Colombia‘s Ministry of Finance earlier this week released a framework for new bank capital securities that will open the door for local banks to issue new loss absorbing securities, according to Fitch Ratings. The Colombian Financial Superintendence still needs to issue the regulations for implementation and would need to review any new issue request to determine the classification of such securities as regulatory capital. In general, Fitch believes the new rules could lead to stronger capitalization levels among Colombian banks that choose to replace their Tier II subordinated debt, which is being phased out of Basel capital rules.
Until now, plain vanilla subordinated debt, such as the securities issued both locally and abroad by Bancolombia, Banco de Bogota, Banco Davivienda and Banco GNB Sudameris, among others, has been a standard form of noncommon equity issuance among Colombia’s banks. Such securities have lower marginal capacity to provide cushion above the point of nonviability, which explains why Fitch ascribes no equity credit to such securities.

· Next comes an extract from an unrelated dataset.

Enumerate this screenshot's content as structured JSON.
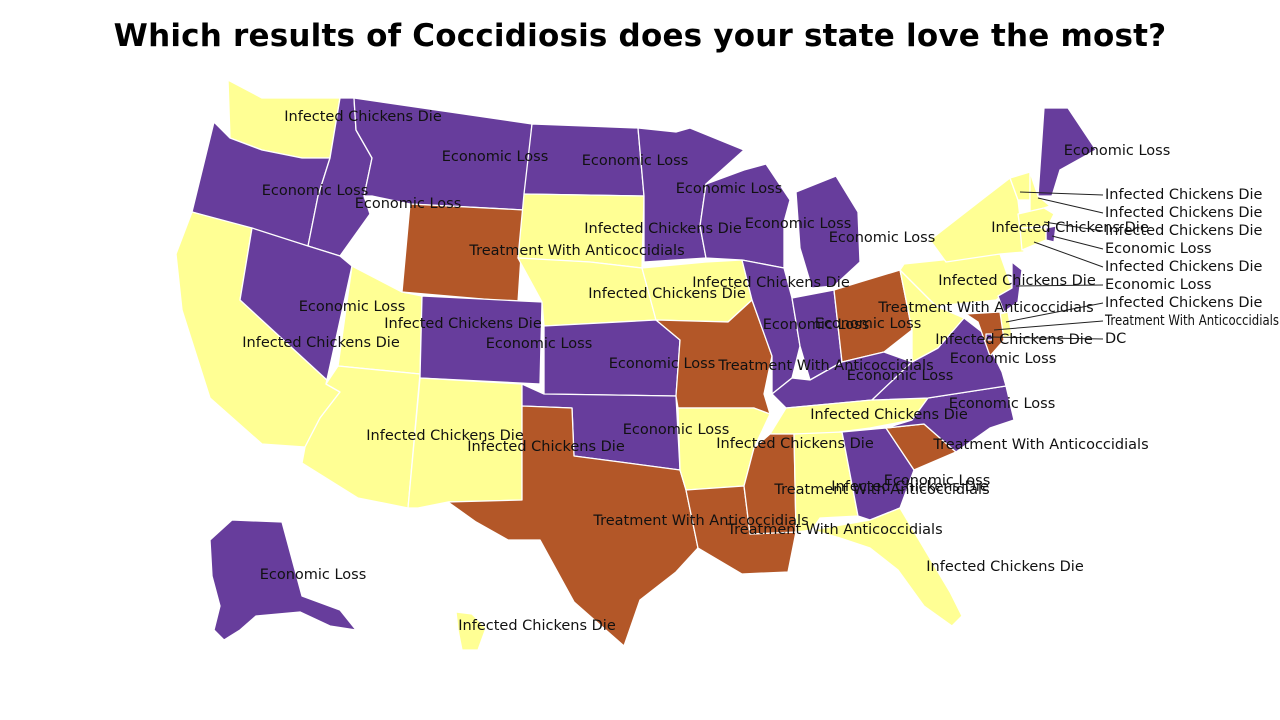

Any higher loss absorbing capacity from newer securities, (such as noncumulative preferred issued in other regions) would benefit the overall capital structure of Colombian banks.
Fitch believes further strengthening of Colombian banks‘ capital base is warranted given future growth expectations and the risk of internal capital generation falling short of adequately supporting such growth. Recognizing capitalization concerns, the Colombian regulator has already approved changes that drive regulatory capital measures nearer to international standards. Such changes have included the exclusion of goodwill (generated since August 2012) from regulatory capital calculations and clearer guidelines on regulatory capital minimums for common equity, Tier I capital and additional Tier I capital. The decree issued by the finance ministry on Sept. 2 now provides guidelines on higher loss-absorbing capital securities.
As of June 2014, about 20% of total regulatory capital (USD5 billion) included legacy, plain vanilla subordinated debt, which in Fitch’s view are considered ‘gone concern’ securities and are not included as capital per the agency’s criteria. Fitch expects those securities to be phased out over the medium term.
As is the case in other regions, Fitch will review the final conditions of each future issuance to assess the equity credit of each security, which will range from 100% (the most equity like securities) to 0%, depending on the terms of each security and the capacity to provide going concern loss absorption. In Fitch’s view, the fulfillment of the conditions presented in this framework may not be enough to achieve 100% equity credit for any given security. The use of additional buffers (higher triggers) and/or the ability of the banks to voluntarily defer coupons to preserve their capital are conditions that would enhance the equity credit of those securities.
Fitch will provide more information on the potential equity credit of the prospective securities and the possible rating of those securities based on our global criteria when the final regulations are in place. Basel III-compliant securities are typically “notched” down by two to five notches from an anchor rating, usually an issuer’s Viability Rating, because Fitch believes in most cases sovereign support cannot be relied upon to extend to a bank’s junior debt.
Any new breed of securities would require the current investor base, which holds legacy subordinated debt to enhance their investment policies and analysis tools for investing in riskier securities. This may result in a mix of domestic and international issuances to obtain a broader international investor base. Currently within Latin America, only Mexican and Brazilian banks operate under a regulatory framework that allows the issuance of new Basel III-compliant securities. As of today, virtually all of these issuances have been sold to foreign investors. It is yet to be determined if local investors will follow.